Is the face the solar panel on these?

It would never get any light on my wrist as my clothes would cover it most of the time.


----------



## C.W. (Aug 17, 2006)

murph said:


> Is the face the solar panel on these?
> 
> It would never get any light on my wrist as my clothes would cover it most of the time.


Yes, but 2 things; A.) It's not a dress watch, it's more an outdoor jumping around kinda thing and 2.) leave it on a counter and it'll stay happily charged.

(-and it's got a killer backlight!)

--C.W.


----------



## C.W. (Aug 17, 2006)

C.W. said:


> murph said:
> 
> 
> > Is the face the solar panel on these?
> ...


----------



## murph (Aug 14, 2006)

Oh yes, I take it the center part with holes is solar?
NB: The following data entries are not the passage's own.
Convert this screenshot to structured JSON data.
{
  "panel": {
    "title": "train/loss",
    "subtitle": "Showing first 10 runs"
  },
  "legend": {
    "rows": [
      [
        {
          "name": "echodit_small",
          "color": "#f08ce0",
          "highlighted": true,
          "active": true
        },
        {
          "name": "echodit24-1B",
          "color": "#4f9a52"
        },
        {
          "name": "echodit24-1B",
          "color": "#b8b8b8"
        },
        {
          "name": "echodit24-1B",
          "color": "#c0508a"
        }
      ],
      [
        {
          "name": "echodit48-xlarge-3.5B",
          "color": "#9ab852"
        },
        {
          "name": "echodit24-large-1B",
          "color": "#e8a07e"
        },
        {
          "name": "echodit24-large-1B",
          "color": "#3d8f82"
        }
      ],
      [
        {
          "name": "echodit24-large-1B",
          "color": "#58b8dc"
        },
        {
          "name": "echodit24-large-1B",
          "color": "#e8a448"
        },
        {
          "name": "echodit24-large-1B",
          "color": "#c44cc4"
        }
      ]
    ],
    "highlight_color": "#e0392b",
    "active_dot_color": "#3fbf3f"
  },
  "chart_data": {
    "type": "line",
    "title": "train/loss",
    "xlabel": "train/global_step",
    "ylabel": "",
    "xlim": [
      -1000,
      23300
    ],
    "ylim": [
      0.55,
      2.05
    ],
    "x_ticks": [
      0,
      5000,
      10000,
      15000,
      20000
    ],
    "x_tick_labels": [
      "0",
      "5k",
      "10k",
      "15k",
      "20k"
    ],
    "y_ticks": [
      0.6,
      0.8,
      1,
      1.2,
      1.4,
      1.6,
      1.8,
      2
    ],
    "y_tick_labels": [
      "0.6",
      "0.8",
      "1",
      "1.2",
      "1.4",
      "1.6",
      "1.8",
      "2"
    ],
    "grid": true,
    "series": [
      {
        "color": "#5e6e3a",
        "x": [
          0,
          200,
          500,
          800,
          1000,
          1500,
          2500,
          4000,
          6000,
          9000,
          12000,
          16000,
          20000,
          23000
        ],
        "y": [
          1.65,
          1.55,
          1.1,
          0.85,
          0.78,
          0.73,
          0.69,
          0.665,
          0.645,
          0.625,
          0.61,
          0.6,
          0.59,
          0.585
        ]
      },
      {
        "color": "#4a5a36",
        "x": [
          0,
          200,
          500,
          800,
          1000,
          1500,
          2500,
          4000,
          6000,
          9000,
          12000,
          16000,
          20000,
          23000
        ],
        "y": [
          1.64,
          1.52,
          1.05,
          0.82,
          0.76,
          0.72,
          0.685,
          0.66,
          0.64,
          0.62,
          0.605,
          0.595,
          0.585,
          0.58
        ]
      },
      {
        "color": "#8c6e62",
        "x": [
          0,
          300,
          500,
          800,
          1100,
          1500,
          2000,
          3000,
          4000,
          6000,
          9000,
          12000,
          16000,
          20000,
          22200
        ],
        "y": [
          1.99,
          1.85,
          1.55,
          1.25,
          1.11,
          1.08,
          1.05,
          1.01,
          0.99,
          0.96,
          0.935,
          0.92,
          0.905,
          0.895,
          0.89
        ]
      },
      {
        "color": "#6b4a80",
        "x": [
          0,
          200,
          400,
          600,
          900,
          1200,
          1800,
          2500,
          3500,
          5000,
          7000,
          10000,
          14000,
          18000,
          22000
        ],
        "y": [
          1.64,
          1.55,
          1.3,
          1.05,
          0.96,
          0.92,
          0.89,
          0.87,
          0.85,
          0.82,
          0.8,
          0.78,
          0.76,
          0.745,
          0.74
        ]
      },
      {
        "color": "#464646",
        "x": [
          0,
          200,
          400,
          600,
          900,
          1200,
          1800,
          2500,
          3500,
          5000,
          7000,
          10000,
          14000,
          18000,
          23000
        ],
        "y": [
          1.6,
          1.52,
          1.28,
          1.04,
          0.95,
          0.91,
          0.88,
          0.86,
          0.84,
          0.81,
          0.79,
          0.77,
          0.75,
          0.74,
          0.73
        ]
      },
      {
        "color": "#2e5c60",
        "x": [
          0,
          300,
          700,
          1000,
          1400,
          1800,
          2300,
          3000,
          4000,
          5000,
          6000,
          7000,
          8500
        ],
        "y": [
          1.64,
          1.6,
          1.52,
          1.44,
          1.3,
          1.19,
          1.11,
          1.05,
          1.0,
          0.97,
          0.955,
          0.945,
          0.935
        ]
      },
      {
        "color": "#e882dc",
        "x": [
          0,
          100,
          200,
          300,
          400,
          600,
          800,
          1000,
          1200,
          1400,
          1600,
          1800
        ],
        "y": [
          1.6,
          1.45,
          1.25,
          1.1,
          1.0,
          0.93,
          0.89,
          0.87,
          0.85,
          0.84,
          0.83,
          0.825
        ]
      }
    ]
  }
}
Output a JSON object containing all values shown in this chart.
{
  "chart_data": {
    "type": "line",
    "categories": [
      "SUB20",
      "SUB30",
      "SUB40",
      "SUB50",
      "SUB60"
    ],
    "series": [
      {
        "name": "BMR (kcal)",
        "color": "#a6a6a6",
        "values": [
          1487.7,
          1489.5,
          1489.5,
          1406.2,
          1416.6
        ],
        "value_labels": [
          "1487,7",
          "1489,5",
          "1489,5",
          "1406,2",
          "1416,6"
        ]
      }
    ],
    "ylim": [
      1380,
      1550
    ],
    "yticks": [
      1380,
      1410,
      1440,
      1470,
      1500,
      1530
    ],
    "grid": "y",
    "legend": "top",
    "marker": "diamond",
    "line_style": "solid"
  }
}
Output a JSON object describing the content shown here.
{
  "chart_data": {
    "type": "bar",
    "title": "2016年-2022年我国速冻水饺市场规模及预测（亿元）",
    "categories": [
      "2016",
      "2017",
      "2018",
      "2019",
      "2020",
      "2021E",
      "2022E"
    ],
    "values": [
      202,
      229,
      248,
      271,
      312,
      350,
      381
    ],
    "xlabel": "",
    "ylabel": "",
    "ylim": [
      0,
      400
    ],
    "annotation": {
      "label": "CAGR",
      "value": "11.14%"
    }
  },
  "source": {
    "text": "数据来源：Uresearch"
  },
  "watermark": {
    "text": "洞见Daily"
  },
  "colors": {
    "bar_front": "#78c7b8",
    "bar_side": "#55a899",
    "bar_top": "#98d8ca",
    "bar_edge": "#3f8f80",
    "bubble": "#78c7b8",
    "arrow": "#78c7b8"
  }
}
I did think about taking a look at a Junghans solar radio one but have a hard enough time convincing myself to wear a quartz at times.


----------



## C.W. (Aug 17, 2006)

murph said:


> Oh yes, I take it the center part with holes is solar?
> 
> I did think about taking a look at a Junghans solar radio one but have a hard enough time convincing myself to wear a quartz at times.


Yes, to me quartz is a bit like frozen pizza, or boxed wine, but I'm becoming less snobby as they improve the technology. The solars, atomic solars and eco-drives are winning me over, but I still love mechanicals.

--Charlie


----------